Based on the foregoing, the Court finds that the grievance process was available to Plaintiff but he failed to exhaust grievances 571-11-17, 358-11-17, 122-11-17, 31-7-18, 388-7-19 and 219-3-19.
In conclusion, the exhausted grievances in the record address the ADA/RA claim in Count 6 against IDOC and the Eighth Amendment claim in Count 4 against Dr. Siddiqui. There are no exhausted grievances in the record that address the claim in Count 3 against Lang and Skidmore or the claim in Count 4 as it pertains to Skidmore, Shah, Crain, Lang, or Hawkins. Further, Plaintiff's testimony does not support a finding that he attempted to exhaust grievances on any of those claims but administrative remedies were not available to him.
Recommendation
For the reasons stated, it is RECOMMENDED that the Court ADOPT the foregoing findings of fact and conclusions of law, GRANT in part and DENY in part the IDOC Defendants' Motion for Summary Judgment on the Issue of Exhaustion of Administrative Remedies (Doc. 41), GRANT in part and DENY in part the Wexford Defendants' Motion for Summary Judgment on the Issue of Exhaustion of Administrative Remedies (Doc. 43), and DISMISS without prejudice the claims in Count 3 against Defendants Lang and Skidmore and Count 4 against Defendants Skidmore, Shah, Crain, Lang, and Hawkins.

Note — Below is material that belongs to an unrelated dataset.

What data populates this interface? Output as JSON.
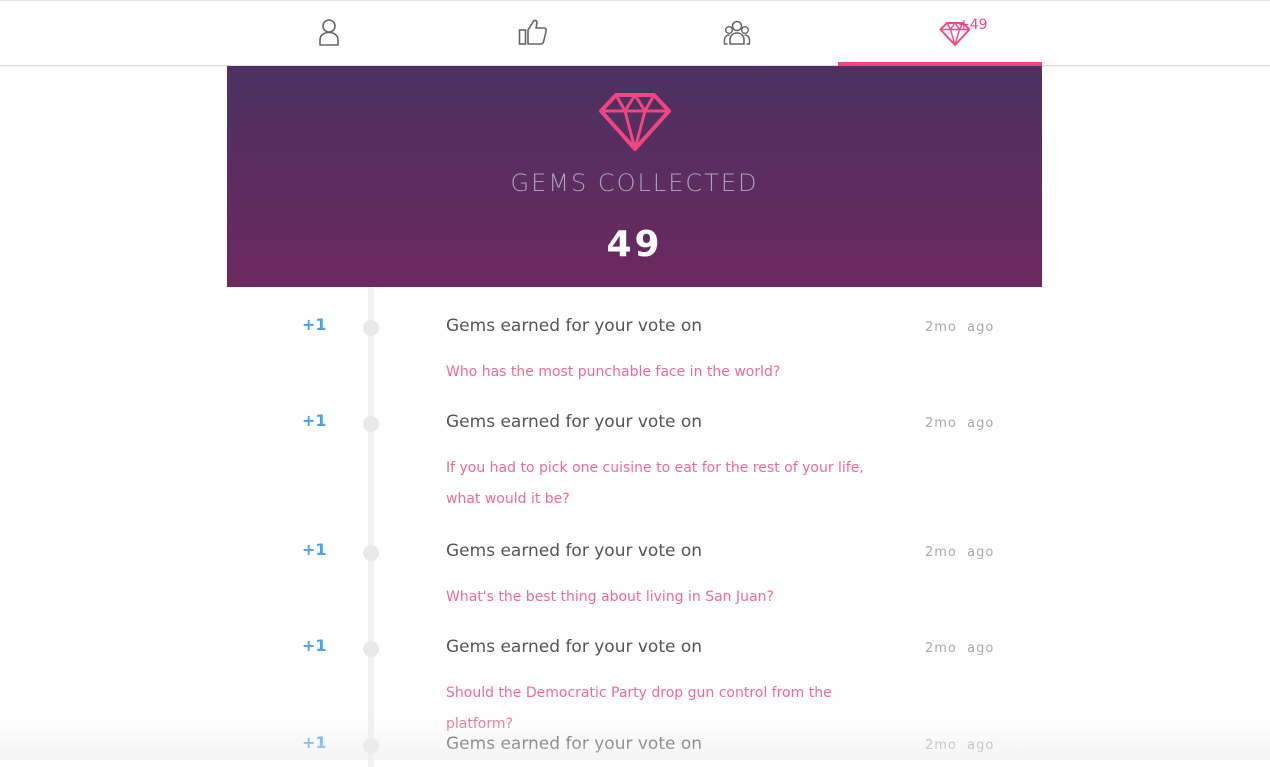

“[A]ll dismissals under § 1997e(a) should be without prejudice.” Ford v. Johnson, 362 F.3d 395, 401 (7th Cir. 2004).
The claims remaining, as modified in accordance with the factual and legal findings, are as follows:
Count 4: Eighth Amendment deliberate indifference to serious medical needs claim against Siddiqui for ignoring Plaintiff's complaints that his pain medication was no longer effective to relieve his severe pain.
Count 6: ADA and/or RA claim against the IDOC for failing to accommodate Plaintiff's mobility-related medical conditions and pain as it relates to access to his quad cane and cell location.
Pursuant to 28 U.S.C. § 636(b)(1) and SDIL-LR 73.1(b), the parties may object to any or all of the proposed dispositive findings in this Report and Recommendation within 14 days of service (see attached Notice). The failure to file a timely objection may result in the waiver of the right to challenge this Report and Recommendation before either the District Court or the Court of Appeals. See, e.g., Snyder v. Nolen, 380 F.3d 279, 284 (7th Cir. 2004).